守山市は、滋賀県のほぼ中央、野洲川沖積平野に位置し、琵琶湖に面した自然豊かな地域で、「ホタルが飛び交うまち」でありながら、化学・機械・繊維などの工場を誘致し、バランス良く工業化・都市化を進めています。うれしいことに、「都市データパック2010年版」では、「住みよさランキング総合評価」で、全国10位との評価をいただきました。実際、毎年1000人前後の人口増があり、子育てに適した地域として移り住んでいただけるのは誇りでもあります。
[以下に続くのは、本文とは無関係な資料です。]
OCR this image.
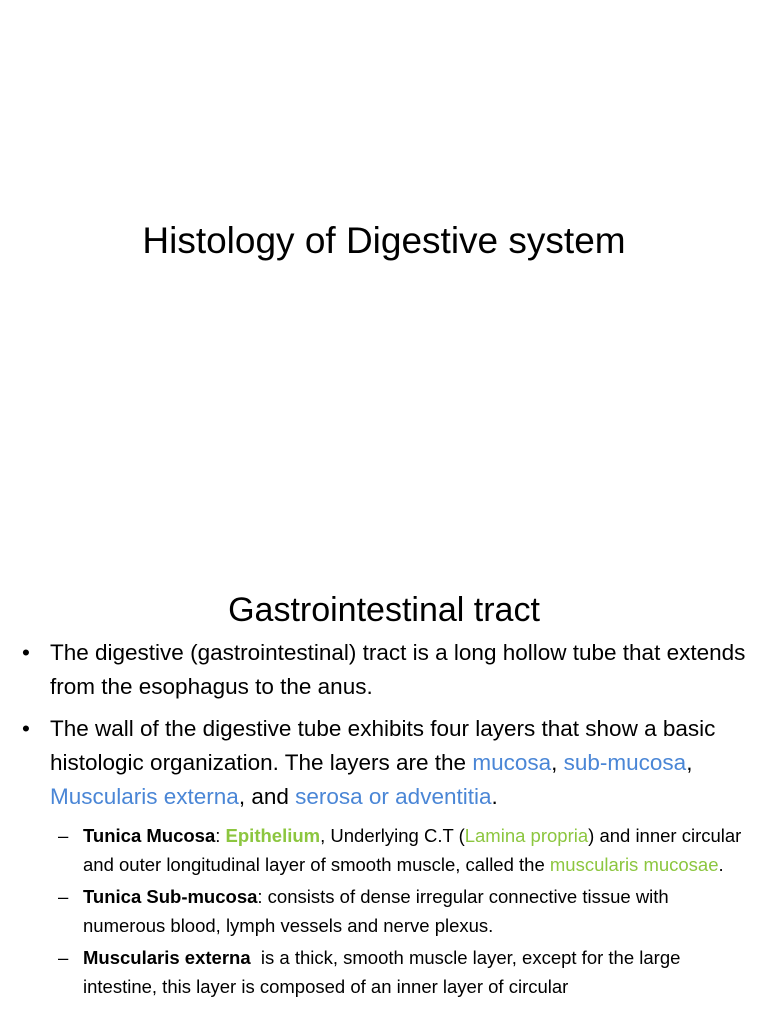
Histology of Digestive system
Gastrointestinal tract
• The digestive (gastrointestinal) tract is a long hollow tube that extends from the esophagus to the anus.
• The wall of the digestive tube exhibits four layers that show a basic histologic organization. The layers are the mucosa, sub-mucosa, Muscularis externa, and serosa or adventitia.
– Tunica Mucosa: Epithelium, Underlying C.T (Lamina propria) and inner circular and outer longitudinal layer of smooth muscle, called the muscularis mucosae.
– Tunica Sub-mucosa: consists of dense irregular connective tissue with numerous blood, lymph vessels and nerve plexus.
– Muscularis externa  is a thick, smooth muscle layer, except for the large intestine, this layer is composed of an inner layer of circular
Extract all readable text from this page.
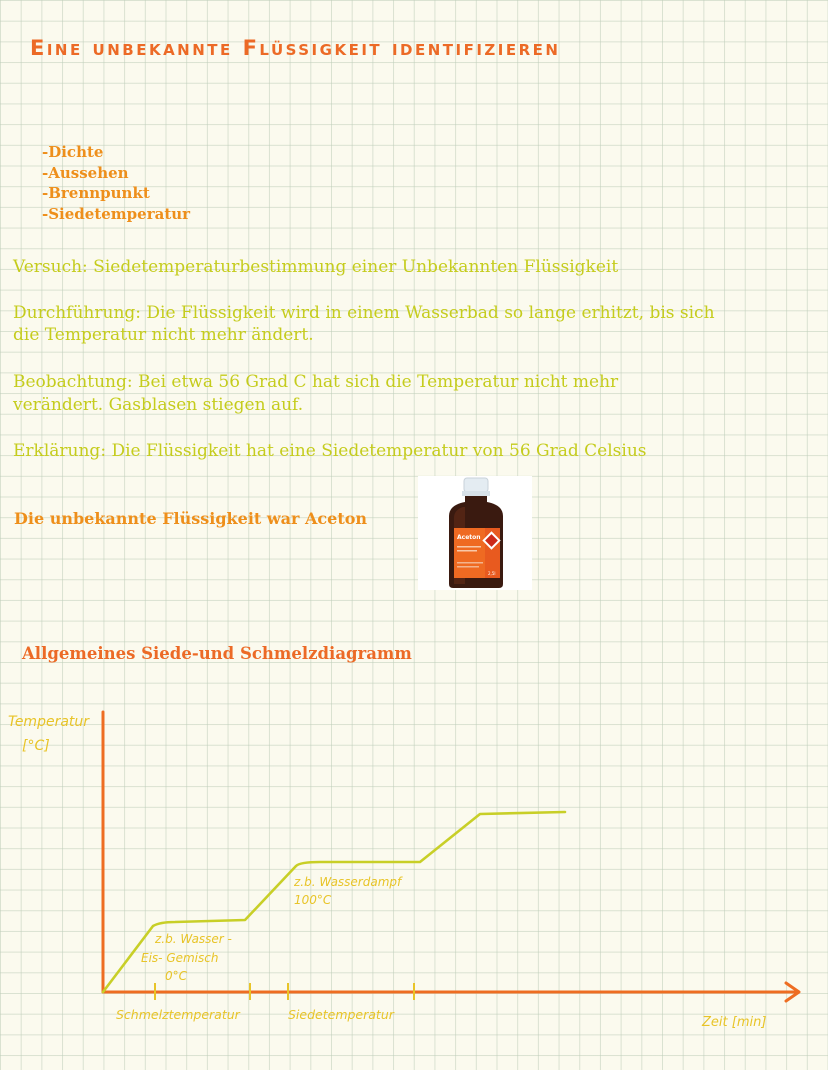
Eine unbekannte Flüssigkeit identifizieren
-Dichte
-Aussehen
-Brennpunkt
-Siedetemperatur

Versuch: Siedetemperaturbestimmung einer Unbekannten Flüssigkeit

Durchführung: Die Flüssigkeit wird in einem Wasserbad so lange erhitzt, bis sich

die Temperatur nicht mehr ändert.

Beobachtung: Bei etwa 56 Grad C hat sich die Temperatur nicht mehr

verändert. Gasblasen stiegen auf.

Erklärung: Die Flüssigkeit hat eine Siedetemperatur von 56 Grad Celsius

Die unbekannte Flüssigkeit war Aceton

Aceton
2,5l

Allgemeines Siede-und Schmelzdiagramm

Temperatur
[°C]
Zeit [min]
z.b. Wasser -
Eis- Gemisch
0°C
z.b. Wasserdampf
100°C
Schmelztemperatur	Siedetemperatur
また、「市民が主役のまちづくり」を基本理念として、「ご近所づくり・長屋づくり」を合言葉に、「住みやすさ日本一」を目指しています。その住みやすさとは、最近出てきたゲーティド・コミュニティーといわれる高い塀とフェンスで囲われた安全・安心ではなく、マンションでも、「長屋のようなつきあいができる開かれた安心感」を目指すものです。監視カメラやセンサーに頼るのではなく、人と人との絆を作り出し、夜回りなど地域活動を応援してコミュニティーを再生していきたいと考えています。これが、守山ルネッサンス―再生―の意味です。

▼次に、市長は「高度な医療から在宅福祉のネットワーク」を謳(うた)っておられますが、福祉行政に対するビジョンをお願いします。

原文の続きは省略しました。